The preceding chapter fitly paves the way for the present, wherein it sadly befalls White-Jacket to chronicle a calamitous event, which filled the Neversink with long lamentations, that echo through all her decks and tops. After dwelling upon our redundant locks and thrice-noble beards, fain would I cease, and let the sequel remain undisclosed, but truth and fidelity forbid.

As I now deviously hover and lingeringly skirmish about the frontiers of this melancholy recital, a feeling of sadness comes over me that I cannot withstand. Such a heartless massacre of hair! Such a Bartholomew's Day and Sicilian Vespers of assassinated beards! Ah! who would believe it! With intuitive sympathy I feel of my own brown beard while I write, and thank my kind stars that each precious hair is for ever beyond the reach of the ruthless barbers of a man-of-war!

It needs that this sad and most serious matter should be faithfully detailed. Throughout the cruise, many of the officers had expressed their abhorrence of the impunity with which the most extensive plantations of hair were cultivated under their very noses; and they frowned upon every beard with even greater dislike. They said it was unseamanlike; not _ship-shape;_ in short, it was disgraceful to the Navy. But as Captain Claret said nothing, and as the officers, of themselves, had no authority to preach a crusade against whiskerandoes, the Old Guard on the forecastle still complacently stroked their beards, and the sweet youths of the After-guard still lovingly threaded their fingers through their curls.

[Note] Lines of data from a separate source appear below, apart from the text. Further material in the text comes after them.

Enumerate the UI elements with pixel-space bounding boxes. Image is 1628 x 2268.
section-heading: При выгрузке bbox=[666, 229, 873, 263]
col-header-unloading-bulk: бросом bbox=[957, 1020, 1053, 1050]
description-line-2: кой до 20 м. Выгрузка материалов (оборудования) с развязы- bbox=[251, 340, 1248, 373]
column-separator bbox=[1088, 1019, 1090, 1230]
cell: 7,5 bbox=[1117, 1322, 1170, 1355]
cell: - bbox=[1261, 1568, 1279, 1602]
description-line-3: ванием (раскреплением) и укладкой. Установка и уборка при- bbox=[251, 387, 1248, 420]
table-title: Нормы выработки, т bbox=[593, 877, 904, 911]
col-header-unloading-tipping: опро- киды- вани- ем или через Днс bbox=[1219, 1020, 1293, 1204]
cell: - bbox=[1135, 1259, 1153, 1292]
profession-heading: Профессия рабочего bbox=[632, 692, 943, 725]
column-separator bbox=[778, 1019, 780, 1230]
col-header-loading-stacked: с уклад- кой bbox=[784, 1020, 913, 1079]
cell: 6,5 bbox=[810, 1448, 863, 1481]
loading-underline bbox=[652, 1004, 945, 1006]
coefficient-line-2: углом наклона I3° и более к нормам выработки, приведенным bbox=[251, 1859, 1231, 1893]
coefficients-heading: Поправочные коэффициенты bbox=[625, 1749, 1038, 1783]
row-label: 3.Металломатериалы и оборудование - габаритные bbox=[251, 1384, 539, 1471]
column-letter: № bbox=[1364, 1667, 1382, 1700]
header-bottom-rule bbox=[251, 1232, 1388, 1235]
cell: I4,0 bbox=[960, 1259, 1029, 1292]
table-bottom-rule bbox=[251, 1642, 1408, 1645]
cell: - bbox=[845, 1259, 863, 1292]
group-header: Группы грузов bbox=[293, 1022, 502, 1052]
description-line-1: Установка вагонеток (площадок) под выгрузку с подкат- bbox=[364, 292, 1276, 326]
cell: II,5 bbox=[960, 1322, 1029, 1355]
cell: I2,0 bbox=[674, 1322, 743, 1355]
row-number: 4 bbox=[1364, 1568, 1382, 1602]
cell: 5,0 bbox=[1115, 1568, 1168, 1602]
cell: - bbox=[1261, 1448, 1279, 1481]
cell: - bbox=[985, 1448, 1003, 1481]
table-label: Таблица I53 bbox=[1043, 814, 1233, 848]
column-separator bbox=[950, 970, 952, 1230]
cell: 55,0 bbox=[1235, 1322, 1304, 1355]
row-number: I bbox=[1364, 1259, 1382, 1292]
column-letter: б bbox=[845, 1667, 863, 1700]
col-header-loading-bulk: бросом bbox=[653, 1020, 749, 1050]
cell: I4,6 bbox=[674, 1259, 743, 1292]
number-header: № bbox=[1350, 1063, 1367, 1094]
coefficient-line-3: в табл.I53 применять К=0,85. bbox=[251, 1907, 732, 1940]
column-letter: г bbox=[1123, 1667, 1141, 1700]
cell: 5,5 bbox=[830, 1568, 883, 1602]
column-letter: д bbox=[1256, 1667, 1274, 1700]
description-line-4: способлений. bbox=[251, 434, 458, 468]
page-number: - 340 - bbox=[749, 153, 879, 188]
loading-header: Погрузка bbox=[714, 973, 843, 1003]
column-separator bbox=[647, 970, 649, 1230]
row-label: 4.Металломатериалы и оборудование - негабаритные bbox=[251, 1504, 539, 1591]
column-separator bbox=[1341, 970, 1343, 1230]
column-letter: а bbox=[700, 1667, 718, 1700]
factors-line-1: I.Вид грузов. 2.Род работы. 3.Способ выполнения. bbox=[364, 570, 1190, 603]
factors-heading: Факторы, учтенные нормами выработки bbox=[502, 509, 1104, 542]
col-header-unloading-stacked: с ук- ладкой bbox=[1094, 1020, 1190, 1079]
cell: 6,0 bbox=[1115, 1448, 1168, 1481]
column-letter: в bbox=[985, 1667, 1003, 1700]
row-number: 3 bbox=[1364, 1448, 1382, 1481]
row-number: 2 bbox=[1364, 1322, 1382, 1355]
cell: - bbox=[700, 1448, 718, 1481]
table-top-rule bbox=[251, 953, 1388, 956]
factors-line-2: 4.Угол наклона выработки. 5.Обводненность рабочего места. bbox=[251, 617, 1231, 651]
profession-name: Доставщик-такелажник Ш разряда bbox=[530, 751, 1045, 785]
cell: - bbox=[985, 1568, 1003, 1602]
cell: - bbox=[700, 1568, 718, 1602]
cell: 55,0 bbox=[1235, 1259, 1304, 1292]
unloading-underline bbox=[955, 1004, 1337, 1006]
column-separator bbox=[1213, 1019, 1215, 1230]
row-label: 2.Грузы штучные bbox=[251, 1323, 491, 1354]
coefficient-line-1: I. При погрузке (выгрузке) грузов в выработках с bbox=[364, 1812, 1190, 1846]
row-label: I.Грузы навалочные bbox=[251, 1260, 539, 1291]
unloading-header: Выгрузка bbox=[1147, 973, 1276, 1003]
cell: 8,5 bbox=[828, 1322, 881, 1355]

Perhaps the Captain's generosity in thus far permitting our beards sprung from the fact that he himself wore a small speck of a beard upon his own imperial cheek; which if rumour said true, was to hide something, as Plutarch relates of the Emperor Adrian. But, to do him justice-as I always have done-the Captain's beard did not exceed the limits prescribed by the Navy Department.

According to a then recent ordinance at Washington, the beards of both officers and seamen were to be accurately laid out and surveyed, and on no account must come lower than the mouth, so as to correspond with the Army standard-a regulation directly opposed to the theocratical law laid down in the nineteenth chapter and twenty-seventh verse of Leviticus, where it is expressly ordained, "_Thou shalt not mar the corners of thy beard_." But legislators do not always square their statutes by those of the Bible.